In the case of beam tracking, this is just the beginning. I'm extremely curious to see the new gambling effects that this may allow. One might imagine seeing a hostile soldier in a reflection running against you in Battlefield V and then responding to it. One can also imagine how developers can utilize Tensor cores to create better AI.
The reality is that only a fraction of consumers want this technology available to them. Meaning, developers will be catering to a small subgroup. They still need to make the backed global lighting methods that exist, in addition to implementing beam tracking. How and whose developers will exploit this is up to them, but I certainly hope to see widespread adoption.
Additionally, this uses Nvidia's custom-made platform, which means that AMD users will not be able to exploit this. Although they could understand, their GPUs are simply not designed for ray tracing. Nvidia had to create dedicated hardware to enable this.
And right now, AMD does nothing.
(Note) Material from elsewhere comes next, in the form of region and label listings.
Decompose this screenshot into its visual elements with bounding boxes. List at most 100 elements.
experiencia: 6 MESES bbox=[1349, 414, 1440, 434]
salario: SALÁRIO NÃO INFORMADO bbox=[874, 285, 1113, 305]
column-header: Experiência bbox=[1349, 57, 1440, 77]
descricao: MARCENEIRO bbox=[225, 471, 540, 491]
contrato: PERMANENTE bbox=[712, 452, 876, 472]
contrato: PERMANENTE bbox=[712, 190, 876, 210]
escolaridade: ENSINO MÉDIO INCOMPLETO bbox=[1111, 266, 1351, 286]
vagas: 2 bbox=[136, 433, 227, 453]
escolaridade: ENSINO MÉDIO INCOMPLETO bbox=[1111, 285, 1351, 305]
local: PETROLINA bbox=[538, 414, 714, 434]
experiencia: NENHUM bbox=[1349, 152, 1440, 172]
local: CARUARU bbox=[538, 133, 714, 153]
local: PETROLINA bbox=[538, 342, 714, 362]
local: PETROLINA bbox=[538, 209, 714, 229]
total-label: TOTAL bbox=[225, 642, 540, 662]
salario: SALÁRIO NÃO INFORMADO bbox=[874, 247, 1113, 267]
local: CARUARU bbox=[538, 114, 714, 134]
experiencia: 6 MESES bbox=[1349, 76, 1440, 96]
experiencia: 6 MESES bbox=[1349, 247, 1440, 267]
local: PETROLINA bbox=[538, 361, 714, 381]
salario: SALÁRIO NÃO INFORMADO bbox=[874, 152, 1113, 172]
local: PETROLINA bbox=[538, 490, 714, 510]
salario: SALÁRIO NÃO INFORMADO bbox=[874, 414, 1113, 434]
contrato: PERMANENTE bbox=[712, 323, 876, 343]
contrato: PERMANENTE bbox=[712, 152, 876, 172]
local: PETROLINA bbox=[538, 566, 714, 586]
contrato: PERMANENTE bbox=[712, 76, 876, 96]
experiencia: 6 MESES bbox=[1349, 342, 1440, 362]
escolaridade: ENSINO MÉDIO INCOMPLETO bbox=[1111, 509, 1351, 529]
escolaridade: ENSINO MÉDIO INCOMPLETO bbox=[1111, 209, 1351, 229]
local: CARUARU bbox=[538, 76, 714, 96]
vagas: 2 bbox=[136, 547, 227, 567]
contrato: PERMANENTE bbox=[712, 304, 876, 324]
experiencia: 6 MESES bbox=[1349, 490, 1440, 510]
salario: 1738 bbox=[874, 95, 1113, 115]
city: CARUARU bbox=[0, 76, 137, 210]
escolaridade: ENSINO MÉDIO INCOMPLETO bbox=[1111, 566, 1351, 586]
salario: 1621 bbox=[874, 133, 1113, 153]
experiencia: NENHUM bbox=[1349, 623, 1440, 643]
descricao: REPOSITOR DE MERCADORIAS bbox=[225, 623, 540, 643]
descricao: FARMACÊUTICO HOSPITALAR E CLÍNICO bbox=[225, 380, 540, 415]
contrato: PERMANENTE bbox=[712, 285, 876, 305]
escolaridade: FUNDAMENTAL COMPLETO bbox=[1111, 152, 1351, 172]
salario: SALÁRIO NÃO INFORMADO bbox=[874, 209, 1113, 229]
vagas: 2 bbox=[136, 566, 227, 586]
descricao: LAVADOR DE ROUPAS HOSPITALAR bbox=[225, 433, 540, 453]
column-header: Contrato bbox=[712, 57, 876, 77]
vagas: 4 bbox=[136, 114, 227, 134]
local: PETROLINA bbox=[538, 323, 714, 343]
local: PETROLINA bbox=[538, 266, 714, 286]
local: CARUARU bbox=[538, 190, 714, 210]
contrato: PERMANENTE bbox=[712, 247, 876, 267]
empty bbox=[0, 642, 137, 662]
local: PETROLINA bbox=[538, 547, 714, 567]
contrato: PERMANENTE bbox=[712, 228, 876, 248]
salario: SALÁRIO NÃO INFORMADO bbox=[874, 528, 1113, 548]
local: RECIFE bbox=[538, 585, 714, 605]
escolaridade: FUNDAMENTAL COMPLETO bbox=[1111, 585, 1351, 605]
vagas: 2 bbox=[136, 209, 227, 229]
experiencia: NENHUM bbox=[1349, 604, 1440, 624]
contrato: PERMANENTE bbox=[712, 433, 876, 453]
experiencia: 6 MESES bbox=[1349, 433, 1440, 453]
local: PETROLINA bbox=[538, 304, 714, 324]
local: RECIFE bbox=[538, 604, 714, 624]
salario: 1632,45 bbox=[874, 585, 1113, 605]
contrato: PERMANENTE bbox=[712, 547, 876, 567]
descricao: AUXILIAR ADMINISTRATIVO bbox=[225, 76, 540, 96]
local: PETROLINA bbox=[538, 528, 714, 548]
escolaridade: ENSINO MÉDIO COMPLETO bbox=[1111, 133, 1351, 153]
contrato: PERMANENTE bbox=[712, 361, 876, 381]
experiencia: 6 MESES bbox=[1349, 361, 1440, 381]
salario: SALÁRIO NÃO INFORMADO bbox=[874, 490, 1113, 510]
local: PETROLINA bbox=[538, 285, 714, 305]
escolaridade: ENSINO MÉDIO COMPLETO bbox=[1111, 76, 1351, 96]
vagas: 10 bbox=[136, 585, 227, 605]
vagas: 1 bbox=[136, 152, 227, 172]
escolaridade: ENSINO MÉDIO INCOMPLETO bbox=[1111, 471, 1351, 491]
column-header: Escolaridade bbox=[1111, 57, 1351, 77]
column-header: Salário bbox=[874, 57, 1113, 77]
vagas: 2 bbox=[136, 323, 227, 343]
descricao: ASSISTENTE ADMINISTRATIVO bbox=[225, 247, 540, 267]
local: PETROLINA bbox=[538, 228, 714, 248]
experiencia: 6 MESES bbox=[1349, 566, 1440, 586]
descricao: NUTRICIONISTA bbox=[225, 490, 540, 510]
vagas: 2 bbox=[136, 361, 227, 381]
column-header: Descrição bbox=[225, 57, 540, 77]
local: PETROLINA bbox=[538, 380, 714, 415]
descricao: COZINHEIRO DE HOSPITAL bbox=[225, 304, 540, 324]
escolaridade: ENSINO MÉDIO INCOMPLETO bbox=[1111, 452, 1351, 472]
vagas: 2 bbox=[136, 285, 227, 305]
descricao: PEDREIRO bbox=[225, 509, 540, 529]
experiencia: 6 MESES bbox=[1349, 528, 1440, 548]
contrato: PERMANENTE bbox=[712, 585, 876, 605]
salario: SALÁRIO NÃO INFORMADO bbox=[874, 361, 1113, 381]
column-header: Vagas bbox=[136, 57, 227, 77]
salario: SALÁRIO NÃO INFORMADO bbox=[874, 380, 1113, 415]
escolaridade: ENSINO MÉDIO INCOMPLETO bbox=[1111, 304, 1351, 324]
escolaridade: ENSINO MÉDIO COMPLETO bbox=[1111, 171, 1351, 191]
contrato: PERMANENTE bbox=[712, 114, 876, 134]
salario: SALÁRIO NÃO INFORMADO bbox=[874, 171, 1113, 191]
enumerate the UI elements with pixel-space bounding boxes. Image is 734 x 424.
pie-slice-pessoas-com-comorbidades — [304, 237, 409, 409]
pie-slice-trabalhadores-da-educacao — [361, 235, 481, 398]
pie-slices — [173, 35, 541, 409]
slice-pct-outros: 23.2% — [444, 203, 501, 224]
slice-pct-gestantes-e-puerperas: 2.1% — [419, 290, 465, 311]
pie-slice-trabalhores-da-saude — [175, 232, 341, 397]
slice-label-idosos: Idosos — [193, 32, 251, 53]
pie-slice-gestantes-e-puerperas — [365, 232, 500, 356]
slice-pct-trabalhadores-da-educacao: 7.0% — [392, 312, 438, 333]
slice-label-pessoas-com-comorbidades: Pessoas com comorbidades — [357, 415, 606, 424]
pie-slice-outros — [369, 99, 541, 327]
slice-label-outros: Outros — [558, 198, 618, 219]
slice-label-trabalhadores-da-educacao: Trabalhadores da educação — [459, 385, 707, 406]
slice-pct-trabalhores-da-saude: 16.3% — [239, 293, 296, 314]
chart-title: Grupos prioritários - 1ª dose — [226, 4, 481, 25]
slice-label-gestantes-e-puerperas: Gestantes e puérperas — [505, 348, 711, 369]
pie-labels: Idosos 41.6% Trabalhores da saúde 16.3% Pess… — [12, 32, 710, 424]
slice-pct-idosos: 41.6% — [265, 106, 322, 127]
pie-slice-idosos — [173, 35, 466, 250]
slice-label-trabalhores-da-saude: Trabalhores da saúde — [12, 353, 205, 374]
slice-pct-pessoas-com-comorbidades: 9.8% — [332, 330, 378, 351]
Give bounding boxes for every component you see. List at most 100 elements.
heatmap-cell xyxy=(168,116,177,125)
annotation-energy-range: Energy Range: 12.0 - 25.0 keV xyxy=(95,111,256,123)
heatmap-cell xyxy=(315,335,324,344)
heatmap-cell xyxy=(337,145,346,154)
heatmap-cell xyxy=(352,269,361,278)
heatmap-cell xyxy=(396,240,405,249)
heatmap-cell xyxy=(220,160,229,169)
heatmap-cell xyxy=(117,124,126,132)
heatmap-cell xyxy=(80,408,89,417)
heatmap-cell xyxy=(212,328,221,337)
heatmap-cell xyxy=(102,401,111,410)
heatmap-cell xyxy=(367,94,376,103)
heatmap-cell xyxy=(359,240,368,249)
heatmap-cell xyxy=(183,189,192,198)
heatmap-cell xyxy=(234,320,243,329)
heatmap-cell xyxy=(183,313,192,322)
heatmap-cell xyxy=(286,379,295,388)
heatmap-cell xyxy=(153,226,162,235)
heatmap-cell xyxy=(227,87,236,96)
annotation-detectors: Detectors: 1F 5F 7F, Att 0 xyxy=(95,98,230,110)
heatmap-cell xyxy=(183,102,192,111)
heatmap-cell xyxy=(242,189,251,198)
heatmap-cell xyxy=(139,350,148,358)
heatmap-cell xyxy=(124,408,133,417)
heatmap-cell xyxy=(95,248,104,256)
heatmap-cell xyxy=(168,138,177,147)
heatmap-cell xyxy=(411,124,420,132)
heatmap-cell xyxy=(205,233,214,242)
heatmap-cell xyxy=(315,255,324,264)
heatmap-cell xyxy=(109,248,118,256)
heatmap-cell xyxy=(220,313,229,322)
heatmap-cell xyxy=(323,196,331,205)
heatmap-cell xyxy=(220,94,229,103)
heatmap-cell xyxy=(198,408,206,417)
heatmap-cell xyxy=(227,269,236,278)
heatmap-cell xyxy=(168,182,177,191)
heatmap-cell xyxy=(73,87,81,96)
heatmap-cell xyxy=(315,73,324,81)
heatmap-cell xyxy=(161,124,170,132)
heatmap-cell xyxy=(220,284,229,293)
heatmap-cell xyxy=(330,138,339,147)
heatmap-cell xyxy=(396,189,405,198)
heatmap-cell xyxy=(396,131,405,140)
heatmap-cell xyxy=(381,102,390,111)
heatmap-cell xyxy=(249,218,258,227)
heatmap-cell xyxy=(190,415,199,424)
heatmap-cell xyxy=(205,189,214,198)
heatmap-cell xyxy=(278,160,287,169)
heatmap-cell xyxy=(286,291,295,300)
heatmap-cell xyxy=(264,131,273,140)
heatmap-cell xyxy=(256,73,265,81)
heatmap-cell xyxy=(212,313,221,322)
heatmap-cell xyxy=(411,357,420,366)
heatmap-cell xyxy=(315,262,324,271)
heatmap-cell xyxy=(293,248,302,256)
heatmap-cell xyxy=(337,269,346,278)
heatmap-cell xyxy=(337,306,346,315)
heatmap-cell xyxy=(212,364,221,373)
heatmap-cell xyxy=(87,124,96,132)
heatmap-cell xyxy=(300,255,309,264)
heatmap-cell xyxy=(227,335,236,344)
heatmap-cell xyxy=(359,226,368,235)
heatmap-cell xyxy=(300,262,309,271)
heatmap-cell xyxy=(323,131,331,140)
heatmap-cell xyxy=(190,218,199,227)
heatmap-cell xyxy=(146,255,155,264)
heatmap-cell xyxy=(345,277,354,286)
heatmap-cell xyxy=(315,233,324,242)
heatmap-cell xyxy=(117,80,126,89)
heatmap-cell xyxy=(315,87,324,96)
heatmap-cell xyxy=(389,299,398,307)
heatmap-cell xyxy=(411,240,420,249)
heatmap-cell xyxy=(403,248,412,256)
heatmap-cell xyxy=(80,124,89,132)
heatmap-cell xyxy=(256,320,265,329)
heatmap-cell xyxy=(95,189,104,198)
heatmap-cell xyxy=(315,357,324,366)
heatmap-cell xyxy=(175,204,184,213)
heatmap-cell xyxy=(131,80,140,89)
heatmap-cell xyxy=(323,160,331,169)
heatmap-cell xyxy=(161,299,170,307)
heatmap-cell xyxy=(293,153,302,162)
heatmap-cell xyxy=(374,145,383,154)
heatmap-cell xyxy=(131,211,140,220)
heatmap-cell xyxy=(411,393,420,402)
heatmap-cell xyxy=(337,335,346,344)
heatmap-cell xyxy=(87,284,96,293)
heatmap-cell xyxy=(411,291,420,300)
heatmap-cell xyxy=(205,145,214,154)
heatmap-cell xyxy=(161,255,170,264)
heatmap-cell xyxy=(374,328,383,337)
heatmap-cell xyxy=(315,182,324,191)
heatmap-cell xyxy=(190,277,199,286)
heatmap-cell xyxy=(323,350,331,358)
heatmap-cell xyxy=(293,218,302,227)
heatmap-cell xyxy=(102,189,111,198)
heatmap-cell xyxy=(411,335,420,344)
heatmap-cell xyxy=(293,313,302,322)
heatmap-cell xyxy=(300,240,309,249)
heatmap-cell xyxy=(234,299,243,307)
As I mentioned in my previous article there is one thing to trust in your strength (Ryzen CPUs), but to, at least outwardly, apparently not compete in the GPU room, the question asks: Why is AMD still in the? Will they even be in it? I do not easily ask these questions, but as someone who cares about this industry, I can not escape.
In the case of consoles, there is absolutely no way next-generation Xbox and PlayStation will be able to perform ray tracing. The so-called "enhanced" consoles of Xbox One X and PS4 Pro can hardly create native 4K, nevermind 60fps at that resolution. With the inevitable anticipated hits on performance that ray tracing will bring, there is simply no chance that the next consoles will even be able to do this. In fact, I do not expect that consoles should be able to perform beam tracking for at least two generations. In short, PC games will be on a completely different level in the foreseeable future, provided we see the developer's adoption of RTX.
Everything that comes from Gamescom from Microsoft and Sony looks legitimate as children's games in comparison to the technology shown on Nvidia. Tweets from Microsoft said Battlefield V will be the "most intense, expensive battlefield" that deserves an Xbox One. I just have to sit there and smile as you cling on these console manufacturers on their heads in a condescending manner.
Not 24 hours before was groundbreaking technology on the screen from Nvidia, but Microsoft claims that Battlefield V is so immersive that it deserves an Xbox One – a console that consistently struggles to beat 1080p with its bigger brother which does not consistently beat 4K in most games, nevermind 60fps. It only shows me the absolutely core distribution of consoles today and modern PC technology, a breadth that continues to widen and broaden.
Finally, I think fundamentally that we are only at the beginning of a whole new era of PC gaming. This sounds terrible like hyperbolt, and I absolutely do not owe you to think about it. After all, how many times have we heard it before?
The difference here is that radiation tracking, unlike 3D and VR, has long been the sacred degree of PC graphics. The desire to imitate the real world has been there since the beginning of PC games. All these methods such as physically based reproduction, surrounding occlusion and the like are evidence of this desire to imitate the real world. I think that racing in PC graphics is still in its childhood, but the truly revolutionary leap in hardware and software technology done by Nvidia can not be downloaded at least. This is truly a remarkable achievement and an inflection point in PC graphics and real-time rendering. I'm very excited about what's going on next.